3- Você tenta “vendê” copy e escrita?

Pois na prática, NINGUÉM quer copy e escrita. E por isso o cliente só paga uma merreca.

4- Você faz de tudo pra agradar o cliente? Concorda com tudo que ele diz?

Isso sempre termina com você abrindo as pernas pros termos do cliente.

5- Você controla a conversa ou sente que a reunião só segue o rumo que o cliente determina?

Se você não controla, é controlado. E perde a negociação.

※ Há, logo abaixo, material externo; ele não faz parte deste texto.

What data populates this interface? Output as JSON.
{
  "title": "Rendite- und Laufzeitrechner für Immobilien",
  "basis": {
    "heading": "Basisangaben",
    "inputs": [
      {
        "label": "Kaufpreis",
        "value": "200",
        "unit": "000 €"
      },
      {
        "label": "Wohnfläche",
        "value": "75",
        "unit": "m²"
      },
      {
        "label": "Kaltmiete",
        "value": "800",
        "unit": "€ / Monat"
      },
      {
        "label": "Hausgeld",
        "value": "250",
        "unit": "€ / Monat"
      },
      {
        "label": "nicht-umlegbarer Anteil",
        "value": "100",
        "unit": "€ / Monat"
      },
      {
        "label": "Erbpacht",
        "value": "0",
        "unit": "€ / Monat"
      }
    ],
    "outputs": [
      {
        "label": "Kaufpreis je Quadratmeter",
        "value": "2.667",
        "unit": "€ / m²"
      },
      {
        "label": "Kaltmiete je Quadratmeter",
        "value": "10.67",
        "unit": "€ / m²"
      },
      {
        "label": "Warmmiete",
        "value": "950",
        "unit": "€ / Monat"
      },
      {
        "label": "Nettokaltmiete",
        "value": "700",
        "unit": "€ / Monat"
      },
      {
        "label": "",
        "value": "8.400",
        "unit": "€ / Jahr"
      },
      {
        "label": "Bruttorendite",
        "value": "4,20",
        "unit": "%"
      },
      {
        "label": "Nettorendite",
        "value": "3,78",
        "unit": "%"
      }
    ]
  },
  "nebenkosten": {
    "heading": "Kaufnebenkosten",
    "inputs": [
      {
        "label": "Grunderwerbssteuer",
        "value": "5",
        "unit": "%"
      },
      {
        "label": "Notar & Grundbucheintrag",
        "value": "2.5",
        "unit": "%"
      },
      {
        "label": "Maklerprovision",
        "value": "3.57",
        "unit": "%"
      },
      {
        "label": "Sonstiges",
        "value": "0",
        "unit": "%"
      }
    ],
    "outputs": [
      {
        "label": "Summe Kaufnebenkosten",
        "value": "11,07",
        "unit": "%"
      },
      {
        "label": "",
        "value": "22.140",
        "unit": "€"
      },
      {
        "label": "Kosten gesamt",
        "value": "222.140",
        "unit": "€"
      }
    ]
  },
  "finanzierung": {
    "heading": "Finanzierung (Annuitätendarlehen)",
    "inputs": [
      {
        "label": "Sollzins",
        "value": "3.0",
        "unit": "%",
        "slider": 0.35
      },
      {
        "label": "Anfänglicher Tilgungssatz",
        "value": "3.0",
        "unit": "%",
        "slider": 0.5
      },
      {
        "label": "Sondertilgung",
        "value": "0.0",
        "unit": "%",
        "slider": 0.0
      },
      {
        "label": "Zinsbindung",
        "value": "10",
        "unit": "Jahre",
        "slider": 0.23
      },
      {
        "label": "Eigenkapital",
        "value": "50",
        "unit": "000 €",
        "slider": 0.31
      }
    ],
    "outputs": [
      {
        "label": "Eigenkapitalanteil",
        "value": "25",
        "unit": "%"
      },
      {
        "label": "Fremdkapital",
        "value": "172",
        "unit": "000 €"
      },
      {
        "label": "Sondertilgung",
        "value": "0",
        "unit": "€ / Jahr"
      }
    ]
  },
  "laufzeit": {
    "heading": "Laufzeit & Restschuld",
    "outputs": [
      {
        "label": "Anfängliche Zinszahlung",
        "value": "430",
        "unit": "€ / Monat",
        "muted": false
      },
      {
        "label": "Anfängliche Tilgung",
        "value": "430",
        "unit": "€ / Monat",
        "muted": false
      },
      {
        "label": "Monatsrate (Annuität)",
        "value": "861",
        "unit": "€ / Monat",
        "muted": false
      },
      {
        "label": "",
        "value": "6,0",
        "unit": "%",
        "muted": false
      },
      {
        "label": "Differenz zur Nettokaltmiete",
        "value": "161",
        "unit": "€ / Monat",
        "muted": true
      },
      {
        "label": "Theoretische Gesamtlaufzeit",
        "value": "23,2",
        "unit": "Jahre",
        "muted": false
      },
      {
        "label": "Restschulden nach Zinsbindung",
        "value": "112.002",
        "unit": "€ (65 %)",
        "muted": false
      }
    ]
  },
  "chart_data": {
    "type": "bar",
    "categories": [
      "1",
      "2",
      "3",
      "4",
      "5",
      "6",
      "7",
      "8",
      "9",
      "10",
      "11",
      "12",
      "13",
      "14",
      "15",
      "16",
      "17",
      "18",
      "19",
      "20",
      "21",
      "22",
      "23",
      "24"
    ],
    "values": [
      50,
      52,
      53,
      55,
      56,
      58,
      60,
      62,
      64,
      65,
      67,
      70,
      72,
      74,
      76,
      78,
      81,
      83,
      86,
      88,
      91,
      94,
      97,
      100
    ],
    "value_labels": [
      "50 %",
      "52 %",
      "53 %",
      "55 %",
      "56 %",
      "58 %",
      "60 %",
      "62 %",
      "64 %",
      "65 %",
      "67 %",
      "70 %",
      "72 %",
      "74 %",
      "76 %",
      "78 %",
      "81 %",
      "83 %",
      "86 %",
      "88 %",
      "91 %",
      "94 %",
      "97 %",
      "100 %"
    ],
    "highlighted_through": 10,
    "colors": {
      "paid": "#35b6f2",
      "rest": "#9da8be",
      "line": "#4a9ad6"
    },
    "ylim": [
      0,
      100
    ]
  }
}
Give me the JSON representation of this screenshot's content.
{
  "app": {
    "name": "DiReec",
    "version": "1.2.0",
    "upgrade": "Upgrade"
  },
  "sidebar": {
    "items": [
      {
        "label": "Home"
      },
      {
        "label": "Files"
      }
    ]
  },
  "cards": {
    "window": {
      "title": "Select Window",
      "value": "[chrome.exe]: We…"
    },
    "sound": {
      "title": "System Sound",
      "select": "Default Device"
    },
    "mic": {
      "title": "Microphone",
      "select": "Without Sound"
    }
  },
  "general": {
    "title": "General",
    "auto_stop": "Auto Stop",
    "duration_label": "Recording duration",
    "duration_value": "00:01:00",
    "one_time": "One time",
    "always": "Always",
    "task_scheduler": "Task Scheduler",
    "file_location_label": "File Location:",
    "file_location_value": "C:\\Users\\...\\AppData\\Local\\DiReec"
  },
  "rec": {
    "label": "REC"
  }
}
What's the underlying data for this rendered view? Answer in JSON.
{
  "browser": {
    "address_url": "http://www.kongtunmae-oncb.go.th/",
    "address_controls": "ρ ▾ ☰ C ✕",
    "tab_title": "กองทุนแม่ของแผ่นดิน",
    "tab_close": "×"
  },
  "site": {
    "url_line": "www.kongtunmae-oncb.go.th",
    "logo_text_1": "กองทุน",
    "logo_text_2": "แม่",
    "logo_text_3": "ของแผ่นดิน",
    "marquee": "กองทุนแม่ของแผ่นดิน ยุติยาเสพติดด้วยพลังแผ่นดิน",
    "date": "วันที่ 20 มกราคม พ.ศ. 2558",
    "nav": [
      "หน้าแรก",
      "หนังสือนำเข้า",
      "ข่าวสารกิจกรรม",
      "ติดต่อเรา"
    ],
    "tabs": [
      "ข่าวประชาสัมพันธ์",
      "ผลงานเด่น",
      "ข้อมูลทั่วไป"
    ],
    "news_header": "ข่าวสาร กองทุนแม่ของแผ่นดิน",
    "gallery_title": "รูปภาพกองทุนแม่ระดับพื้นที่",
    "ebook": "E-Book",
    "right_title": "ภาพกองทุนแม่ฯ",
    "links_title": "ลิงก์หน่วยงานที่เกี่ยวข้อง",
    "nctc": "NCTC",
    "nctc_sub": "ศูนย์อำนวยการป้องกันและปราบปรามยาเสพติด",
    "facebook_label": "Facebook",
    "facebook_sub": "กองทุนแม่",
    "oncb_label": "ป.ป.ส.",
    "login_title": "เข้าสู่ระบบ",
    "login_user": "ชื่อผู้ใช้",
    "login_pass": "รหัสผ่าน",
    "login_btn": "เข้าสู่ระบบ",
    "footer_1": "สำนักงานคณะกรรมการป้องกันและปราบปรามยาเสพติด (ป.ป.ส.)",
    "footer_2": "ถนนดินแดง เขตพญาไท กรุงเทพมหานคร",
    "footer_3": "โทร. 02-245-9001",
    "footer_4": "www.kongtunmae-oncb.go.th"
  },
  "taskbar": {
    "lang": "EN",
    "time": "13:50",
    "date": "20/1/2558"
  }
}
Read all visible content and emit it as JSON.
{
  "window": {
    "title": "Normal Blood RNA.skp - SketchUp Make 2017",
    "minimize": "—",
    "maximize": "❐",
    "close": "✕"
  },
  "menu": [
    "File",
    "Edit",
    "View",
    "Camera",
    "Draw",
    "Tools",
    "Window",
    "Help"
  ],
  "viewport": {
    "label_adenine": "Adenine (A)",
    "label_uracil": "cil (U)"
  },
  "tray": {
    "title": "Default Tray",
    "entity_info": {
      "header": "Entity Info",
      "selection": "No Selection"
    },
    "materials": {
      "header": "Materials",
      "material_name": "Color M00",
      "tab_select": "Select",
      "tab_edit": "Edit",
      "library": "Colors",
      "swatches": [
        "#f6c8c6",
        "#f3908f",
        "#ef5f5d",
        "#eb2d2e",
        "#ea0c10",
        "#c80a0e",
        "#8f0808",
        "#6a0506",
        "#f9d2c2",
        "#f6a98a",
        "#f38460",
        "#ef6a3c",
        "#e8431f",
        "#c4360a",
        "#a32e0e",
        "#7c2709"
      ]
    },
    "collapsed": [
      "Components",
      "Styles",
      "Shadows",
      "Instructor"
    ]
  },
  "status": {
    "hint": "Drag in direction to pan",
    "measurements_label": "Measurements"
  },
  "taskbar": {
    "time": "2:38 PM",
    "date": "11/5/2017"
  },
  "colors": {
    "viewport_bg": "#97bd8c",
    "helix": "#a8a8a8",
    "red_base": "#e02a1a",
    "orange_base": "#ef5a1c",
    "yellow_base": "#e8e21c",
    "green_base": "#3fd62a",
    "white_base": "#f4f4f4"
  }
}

6- Você passa a reunião inteira respondendo perguntas?

Você perdeu.

7- Você fala seu preço com segurança e confiança?

Se não, eles vão sentir isso do outro lado e enfraquecer você.

8- Você deixa o cliente determinar como seu trabalho será feito?

Aí se lascou mesmo.

Enfim.

A lista é grande mas acho que já dá pra ter uma boa noção com isso.

E se você respondeu sim pra alguma das perguntas acima…

Eu recomendo entrar de cabeça em meu novo treinamento de negociação e fechamento de clientes que sai essa semana.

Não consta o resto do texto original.